Привидение Зильбермана появилось на кухне Якова Васильевича не в предутренней вьюжной мгле, не под сход полуночных стрелок, не по вызову доски спиритической и не в зимнюю жуть кануна сочельника, но оно появилось на кухне ровно в восемь, к самому завтраку, опровергнув бытующее в народе поверье, что все эти неприкаянные создания растворяются в солнечном свете. И когда разогретый, ощущая во рту приятную свежесть ментоловой пасты, хозяин квартиры вышел из ванной комнаты в облаке пара, привидение уже сидело в кресле его, ничего такого не делало, но достаточно и того, что сидело.
Увидав в своем кресле это явление, Яков Васильевич замер на порожике кухонном и, не находя в первые секунды слов, стоял в дверях неподвижно, глаза расширив от ужаса. Привидение было спокойно. Так встречается на границе сознания то, что есть, с тем, чего быть не может, но тоже есть. Очевидное с очевидным.

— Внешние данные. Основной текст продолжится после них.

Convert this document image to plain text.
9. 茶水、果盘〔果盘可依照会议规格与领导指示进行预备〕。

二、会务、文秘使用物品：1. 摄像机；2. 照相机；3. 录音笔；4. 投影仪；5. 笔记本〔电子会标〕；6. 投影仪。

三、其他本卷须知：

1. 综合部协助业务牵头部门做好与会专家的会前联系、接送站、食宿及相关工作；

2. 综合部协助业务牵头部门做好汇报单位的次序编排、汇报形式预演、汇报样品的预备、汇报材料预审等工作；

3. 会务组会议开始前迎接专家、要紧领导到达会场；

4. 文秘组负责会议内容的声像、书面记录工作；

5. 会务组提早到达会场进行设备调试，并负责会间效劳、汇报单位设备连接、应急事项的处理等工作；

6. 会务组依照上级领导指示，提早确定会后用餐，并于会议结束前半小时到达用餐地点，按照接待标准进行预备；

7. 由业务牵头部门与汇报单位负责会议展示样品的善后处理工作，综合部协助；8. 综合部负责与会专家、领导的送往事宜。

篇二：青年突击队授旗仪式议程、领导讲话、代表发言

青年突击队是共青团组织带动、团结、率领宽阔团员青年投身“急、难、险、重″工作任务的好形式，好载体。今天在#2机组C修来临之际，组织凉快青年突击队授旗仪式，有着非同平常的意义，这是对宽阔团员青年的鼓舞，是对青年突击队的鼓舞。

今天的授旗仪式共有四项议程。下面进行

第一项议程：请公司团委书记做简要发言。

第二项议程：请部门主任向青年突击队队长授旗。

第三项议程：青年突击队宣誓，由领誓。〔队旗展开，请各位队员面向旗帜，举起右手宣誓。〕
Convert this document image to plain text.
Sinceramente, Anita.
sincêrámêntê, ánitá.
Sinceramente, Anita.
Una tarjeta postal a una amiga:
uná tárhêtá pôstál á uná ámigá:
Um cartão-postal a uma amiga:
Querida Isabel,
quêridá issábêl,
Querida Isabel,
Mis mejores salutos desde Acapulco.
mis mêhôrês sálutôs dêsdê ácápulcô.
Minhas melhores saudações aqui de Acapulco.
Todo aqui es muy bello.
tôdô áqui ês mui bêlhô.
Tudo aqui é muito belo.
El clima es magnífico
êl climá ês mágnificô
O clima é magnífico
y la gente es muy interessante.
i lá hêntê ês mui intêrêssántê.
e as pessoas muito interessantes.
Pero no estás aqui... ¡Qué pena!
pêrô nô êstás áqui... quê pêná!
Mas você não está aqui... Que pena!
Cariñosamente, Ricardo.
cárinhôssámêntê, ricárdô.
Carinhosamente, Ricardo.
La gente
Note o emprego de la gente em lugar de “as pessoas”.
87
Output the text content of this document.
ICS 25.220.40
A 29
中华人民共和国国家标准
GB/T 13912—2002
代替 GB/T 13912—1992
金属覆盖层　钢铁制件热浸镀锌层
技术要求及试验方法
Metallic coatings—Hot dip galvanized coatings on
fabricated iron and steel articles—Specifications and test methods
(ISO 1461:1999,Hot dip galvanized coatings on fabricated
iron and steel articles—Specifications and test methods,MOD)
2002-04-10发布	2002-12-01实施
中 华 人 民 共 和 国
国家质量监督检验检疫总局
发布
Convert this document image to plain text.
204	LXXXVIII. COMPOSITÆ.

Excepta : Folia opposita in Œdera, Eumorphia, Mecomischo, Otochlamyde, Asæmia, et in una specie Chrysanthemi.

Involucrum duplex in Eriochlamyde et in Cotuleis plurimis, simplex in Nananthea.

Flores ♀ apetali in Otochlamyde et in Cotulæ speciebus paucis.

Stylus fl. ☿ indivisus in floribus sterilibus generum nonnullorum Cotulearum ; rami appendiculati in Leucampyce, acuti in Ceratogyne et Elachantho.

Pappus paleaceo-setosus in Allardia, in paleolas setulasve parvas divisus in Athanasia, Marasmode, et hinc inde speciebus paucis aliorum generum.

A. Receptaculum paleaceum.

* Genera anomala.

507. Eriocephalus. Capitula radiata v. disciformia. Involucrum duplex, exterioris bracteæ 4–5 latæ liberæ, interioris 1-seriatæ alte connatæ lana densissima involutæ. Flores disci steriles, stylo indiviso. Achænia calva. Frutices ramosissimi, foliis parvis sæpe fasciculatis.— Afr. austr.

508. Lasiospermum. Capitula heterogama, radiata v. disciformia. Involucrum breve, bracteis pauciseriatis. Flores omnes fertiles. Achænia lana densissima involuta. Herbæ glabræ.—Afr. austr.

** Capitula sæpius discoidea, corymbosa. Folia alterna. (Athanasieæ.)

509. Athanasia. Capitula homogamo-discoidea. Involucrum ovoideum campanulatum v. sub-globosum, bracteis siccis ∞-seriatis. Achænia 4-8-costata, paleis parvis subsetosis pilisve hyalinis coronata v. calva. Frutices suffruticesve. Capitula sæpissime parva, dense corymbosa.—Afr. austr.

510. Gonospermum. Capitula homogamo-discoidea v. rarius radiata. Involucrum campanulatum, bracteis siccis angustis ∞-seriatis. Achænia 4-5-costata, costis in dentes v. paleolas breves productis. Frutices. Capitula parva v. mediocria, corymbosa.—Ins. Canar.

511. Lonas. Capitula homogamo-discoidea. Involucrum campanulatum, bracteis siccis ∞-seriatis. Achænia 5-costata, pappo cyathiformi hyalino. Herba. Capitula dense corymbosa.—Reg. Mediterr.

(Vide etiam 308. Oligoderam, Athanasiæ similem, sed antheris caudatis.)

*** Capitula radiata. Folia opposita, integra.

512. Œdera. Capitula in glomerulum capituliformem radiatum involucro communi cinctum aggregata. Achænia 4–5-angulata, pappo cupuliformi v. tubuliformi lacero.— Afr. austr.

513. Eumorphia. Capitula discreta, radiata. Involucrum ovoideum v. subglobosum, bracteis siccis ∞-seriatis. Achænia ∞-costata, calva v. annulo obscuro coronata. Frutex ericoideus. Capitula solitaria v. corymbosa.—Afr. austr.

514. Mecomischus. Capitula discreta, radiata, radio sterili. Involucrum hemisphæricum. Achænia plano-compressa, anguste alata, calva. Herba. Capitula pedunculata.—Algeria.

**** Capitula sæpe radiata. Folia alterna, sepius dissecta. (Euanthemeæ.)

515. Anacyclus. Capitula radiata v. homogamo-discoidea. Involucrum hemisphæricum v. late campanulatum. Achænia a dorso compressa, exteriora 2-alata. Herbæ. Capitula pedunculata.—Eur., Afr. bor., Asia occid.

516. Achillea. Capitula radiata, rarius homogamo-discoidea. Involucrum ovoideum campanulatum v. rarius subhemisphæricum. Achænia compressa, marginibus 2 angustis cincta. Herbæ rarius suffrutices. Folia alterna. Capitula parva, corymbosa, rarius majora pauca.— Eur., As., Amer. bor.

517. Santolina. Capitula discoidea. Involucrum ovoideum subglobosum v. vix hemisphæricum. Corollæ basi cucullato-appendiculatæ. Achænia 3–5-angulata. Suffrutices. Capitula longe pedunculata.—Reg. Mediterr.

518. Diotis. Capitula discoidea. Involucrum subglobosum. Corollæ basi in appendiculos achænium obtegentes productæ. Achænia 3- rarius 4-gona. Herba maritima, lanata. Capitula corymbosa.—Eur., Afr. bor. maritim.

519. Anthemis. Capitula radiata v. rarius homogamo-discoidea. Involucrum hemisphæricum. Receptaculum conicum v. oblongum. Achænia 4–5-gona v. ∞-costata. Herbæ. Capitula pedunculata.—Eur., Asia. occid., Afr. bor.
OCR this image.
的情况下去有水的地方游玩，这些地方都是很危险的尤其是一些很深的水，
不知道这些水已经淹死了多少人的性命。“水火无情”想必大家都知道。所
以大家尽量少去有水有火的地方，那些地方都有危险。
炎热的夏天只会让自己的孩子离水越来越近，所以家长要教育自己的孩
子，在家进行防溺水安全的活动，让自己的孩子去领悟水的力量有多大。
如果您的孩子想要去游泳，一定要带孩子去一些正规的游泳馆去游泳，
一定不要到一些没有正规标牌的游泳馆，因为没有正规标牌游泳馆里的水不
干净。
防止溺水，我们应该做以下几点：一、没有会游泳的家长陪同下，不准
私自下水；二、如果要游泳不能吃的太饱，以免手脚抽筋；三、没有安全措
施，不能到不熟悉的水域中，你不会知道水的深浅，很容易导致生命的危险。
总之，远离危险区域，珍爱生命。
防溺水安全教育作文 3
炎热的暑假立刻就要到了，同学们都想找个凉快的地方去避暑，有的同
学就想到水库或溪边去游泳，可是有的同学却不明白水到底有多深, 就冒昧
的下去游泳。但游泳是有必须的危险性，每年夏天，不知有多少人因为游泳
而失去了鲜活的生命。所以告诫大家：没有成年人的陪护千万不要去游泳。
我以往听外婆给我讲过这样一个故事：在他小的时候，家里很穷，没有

Так на горизонте смыкаются, не уменьшив расстояния между шпал, параллельные рельсов линии. Уменьшается, исчезая, птица в выси заоблачной, не уменьшившись, не исчезнув. Так, быть может, исчезаем и мы, никуда не исчезнув, после очевидного факта кончины. Это, впрочем, только предположение, мы пришли не обнадежить, но подбодрить, повторяя за классиком, не исчезнувшим в вечности: «Есть, Горацио…» Всё, товарищи, может быть.
«Что вы… кто…» – заговорил наконец хозяин с пришельцем из иной реальности, но вопрос был задан совершенно излишне, ибо новообразование, в кресле сидящее, было точной копией его самого. Привидение, очевидно, приходилось Якову Васильевичу не дальним родственником, не почившим прежним знакомым, не отцом, не братом, не чертом, не тезкой, не сатаной. Привидение Зильбермана было Яковом Васильевичем Зильберманом. Наподобие голограммы явление это дикое было соткано между тем из вполне телесных материй. Привидение было крупное, очень полное и одето в банный хозяйский халат.
«Что вам нужно?..» – подобрал наконец из сонма круживших голову мыслей нужный вопрос обладатель халата первого.
«Да я, Яша, так к тебе заглянул, по-соседски. Чайку плеснешь?» – отвечало явление. Чай – напиток, служащий гостеприимству, придающий любому общению вкус реальности; на том свете, как говорится, нальют – уверуем. Яков Васильевич шумно вдохнул и, с трудом проглотив комок воздуха, сделал шаг за порог.
Позавтракав, привидение расположилось в кресле хозяина поудобнее, протянуло ноги в хозяйских тапочках, зевнуло и сообщило благожелательно:
– Погощу…
Зильберман не нашел что ответить.
Был он холост, жил без кота и, при всем разнообразии выбора, менять положения не стремился, полагая, что лучше чай пить одному, чем делить заварку хорошую с неприятелем. Всякое совместное проживание, как известно, имеет предел. И не только предел за чертою известною, но предел терпению человеческому прижизненный. Живя от Якова Васильевича через стенку, мы однажды среди ночи расслышали душераздирающий вопль:
– Убирайся!
Так и мы, наблюдая со стороны себя, так сказать, в фантастических обстоятельствах раздвоения, иной раз подумаем с искренним возмущением: «Господи, до чего же отвратительный тип! И зачем Ты создал только этого человека?»
Замолчи
– Замолчи! – Гордеев встал, пробежался по комнате. Снова сел. Юрий Викторович продолжал говорить. Говорил он страстно, напористо, убедительно, приводил примеры, добивал сотней доводов. Гордеев, кусая губы, молчал.
– Ты пойми, я тебе добра желаю, Гордеев. Просто пойми, что это не выход, я…
Гордеев потянулся к бутылке, плеснул себе, но выпить забыл. Юрий Викторович опрокинул стопочку за него и продолжал говорить.
– Замолчи… – прошипел Гордеев и, обхватив руками гудящую голову, заткнул уши.
Но Юрий Викторович продолжал, и все, что он советовал, все, в чем обвинял он Гордеева, было слышно даже свозь зажатые уши.
– Последний раз тебя, сволочь, предупреждаю: заткнись. Заткнись, или… или…
– Или что? – оборвал насмешливо Юрий Викторович.
– Узнаешь, – пообещал Гордеев.
– Не смеши.
Юрий Викторович усмехнулся. Усмехнулся Гордеев. На минуту воцарилось молчание, но Юрий Викторович продолжал говорить…
– Ты пойми… – Но в этот миг Гордеев перешел от угрозы к действиям. Руки его взметнулись и сжали горло ненавистного говорящего…
Юрий Викторович Гордеев душил сам себя.